Authors: Ziming Liu, Yizhou Liu, Eric J. Michaud, Jeff Gore, Max Tegmark
Abstract: We aim to understand physics of skill learning, i.e., how skills are learned
in neural networks during training. We start by observing the Domino effect,
i.e., skills are learned sequentially, and notably, some skills kick off
learning right after others complete learning, similar to the sequential fall
of domino cards. To understand the Domino effect and relevant behaviors of
skill learning, we take physicists’ approach of abstraction and simplification.
We propose three models with varying complexities — the Geometry model, the
Resource model, and the Domino model, trading between reality and simplicity.

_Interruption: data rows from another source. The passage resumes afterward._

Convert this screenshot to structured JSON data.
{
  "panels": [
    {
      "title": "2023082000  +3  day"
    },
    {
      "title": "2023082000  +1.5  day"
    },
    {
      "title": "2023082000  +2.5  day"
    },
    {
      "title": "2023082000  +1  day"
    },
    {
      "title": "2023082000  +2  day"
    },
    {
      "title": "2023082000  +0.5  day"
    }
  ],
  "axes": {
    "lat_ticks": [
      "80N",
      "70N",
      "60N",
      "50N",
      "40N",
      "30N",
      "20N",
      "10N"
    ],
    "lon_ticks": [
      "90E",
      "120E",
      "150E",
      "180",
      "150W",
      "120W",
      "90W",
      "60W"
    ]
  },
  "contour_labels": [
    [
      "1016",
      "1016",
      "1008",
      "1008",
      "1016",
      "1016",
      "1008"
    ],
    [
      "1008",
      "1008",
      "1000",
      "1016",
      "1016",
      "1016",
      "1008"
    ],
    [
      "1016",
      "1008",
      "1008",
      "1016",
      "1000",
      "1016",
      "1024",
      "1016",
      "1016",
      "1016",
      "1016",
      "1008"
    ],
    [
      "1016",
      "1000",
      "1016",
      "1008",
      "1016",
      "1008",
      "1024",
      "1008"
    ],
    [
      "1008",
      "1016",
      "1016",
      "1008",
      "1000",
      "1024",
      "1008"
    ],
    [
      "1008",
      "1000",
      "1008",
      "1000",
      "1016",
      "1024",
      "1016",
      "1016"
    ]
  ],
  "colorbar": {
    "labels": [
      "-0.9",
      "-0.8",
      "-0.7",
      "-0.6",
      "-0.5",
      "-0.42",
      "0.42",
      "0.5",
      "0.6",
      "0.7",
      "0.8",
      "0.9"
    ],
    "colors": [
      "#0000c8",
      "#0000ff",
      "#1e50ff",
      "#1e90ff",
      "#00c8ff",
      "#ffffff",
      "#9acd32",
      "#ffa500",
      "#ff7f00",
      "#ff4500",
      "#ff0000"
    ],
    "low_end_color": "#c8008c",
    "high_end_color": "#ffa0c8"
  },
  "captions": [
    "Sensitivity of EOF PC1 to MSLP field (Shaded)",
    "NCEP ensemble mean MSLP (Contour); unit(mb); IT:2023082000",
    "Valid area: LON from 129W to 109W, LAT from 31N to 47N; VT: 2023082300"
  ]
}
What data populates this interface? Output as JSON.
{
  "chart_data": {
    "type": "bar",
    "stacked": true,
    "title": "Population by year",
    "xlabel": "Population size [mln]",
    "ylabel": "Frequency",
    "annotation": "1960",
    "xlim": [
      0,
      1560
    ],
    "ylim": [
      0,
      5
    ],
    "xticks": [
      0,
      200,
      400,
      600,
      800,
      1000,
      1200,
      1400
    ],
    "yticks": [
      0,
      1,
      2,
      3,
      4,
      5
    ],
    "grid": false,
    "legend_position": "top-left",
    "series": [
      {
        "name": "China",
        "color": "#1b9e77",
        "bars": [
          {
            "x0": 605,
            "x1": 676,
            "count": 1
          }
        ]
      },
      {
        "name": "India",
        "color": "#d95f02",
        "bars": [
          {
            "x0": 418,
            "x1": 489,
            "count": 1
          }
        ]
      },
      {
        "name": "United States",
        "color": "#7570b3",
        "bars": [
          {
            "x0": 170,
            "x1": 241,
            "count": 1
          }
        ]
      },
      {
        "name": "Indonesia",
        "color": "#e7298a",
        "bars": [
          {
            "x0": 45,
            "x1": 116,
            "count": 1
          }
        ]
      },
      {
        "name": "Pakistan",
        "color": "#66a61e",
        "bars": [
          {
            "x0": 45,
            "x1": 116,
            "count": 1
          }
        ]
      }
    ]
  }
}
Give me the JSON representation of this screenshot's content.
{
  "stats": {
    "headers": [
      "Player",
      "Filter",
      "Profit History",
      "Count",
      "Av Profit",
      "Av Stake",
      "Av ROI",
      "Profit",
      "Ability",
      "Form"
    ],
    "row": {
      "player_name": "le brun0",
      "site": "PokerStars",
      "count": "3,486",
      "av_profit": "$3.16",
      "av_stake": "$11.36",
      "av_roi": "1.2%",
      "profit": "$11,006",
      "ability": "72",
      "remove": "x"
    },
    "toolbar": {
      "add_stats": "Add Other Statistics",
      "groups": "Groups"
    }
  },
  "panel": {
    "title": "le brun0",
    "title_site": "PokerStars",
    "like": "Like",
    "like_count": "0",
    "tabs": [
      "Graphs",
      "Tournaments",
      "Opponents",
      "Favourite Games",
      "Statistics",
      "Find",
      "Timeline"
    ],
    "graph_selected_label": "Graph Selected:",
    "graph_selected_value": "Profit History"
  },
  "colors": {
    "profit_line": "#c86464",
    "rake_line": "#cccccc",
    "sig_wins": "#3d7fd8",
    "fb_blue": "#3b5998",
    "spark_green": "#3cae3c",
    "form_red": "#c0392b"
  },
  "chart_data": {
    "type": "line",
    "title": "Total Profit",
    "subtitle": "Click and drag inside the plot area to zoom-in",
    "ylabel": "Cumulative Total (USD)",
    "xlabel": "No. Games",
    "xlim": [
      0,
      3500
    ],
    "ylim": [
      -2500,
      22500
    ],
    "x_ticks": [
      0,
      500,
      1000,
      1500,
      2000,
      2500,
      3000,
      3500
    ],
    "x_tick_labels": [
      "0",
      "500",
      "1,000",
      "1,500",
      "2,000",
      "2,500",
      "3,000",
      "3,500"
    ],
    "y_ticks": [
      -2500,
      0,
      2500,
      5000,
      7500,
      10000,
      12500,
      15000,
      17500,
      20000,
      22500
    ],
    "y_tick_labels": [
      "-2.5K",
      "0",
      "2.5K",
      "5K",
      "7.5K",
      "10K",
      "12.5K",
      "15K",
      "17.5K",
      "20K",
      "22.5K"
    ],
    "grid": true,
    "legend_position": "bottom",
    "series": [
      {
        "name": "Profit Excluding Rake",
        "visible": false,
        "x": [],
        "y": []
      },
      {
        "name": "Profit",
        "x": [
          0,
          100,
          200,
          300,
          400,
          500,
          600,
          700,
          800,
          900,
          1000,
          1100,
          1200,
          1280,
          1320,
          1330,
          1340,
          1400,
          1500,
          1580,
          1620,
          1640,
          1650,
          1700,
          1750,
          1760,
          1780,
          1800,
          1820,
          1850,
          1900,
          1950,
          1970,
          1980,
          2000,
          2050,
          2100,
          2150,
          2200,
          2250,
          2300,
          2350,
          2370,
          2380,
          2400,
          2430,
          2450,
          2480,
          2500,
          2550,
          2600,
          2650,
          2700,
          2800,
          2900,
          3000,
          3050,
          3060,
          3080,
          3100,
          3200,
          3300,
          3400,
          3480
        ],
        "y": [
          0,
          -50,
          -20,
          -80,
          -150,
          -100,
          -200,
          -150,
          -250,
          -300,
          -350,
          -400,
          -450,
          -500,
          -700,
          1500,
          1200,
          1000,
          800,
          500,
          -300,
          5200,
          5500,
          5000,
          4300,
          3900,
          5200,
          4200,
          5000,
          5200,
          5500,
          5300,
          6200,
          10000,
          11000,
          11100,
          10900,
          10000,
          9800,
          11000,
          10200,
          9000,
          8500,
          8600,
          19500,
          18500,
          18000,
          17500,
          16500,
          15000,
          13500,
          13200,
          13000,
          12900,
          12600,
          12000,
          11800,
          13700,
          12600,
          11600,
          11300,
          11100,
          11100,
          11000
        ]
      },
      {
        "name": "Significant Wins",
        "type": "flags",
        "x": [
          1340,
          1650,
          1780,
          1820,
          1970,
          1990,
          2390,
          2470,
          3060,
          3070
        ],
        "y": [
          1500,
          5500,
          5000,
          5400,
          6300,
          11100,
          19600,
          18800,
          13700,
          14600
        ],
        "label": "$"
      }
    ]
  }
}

The Domino effect can be reproduced in the Geometry model, whose resource
interpretation inspires the Resource model, which can be further simplified to
the Domino model. These models present different levels of abstraction and
simplification; each is useful to study some aspects of skill learning. The
Geometry model provides interesting insights into neural scaling laws and
optimizers; the Resource model sheds light on the learning dynamics of
compositional tasks; the Domino model reveals the benefits of modularity. These
models are not only conceptually interesting — e.g., we show how Chinchilla
scaling laws can emerge from the Geometry model, but also are useful in
practice by inspiring algorithmic development — e.g., we show how simple
algorithmic changes, motivated by these toy models, can speed up the training
of deep learning models.
Source: http://arxiv.org/abs/2501.12391v1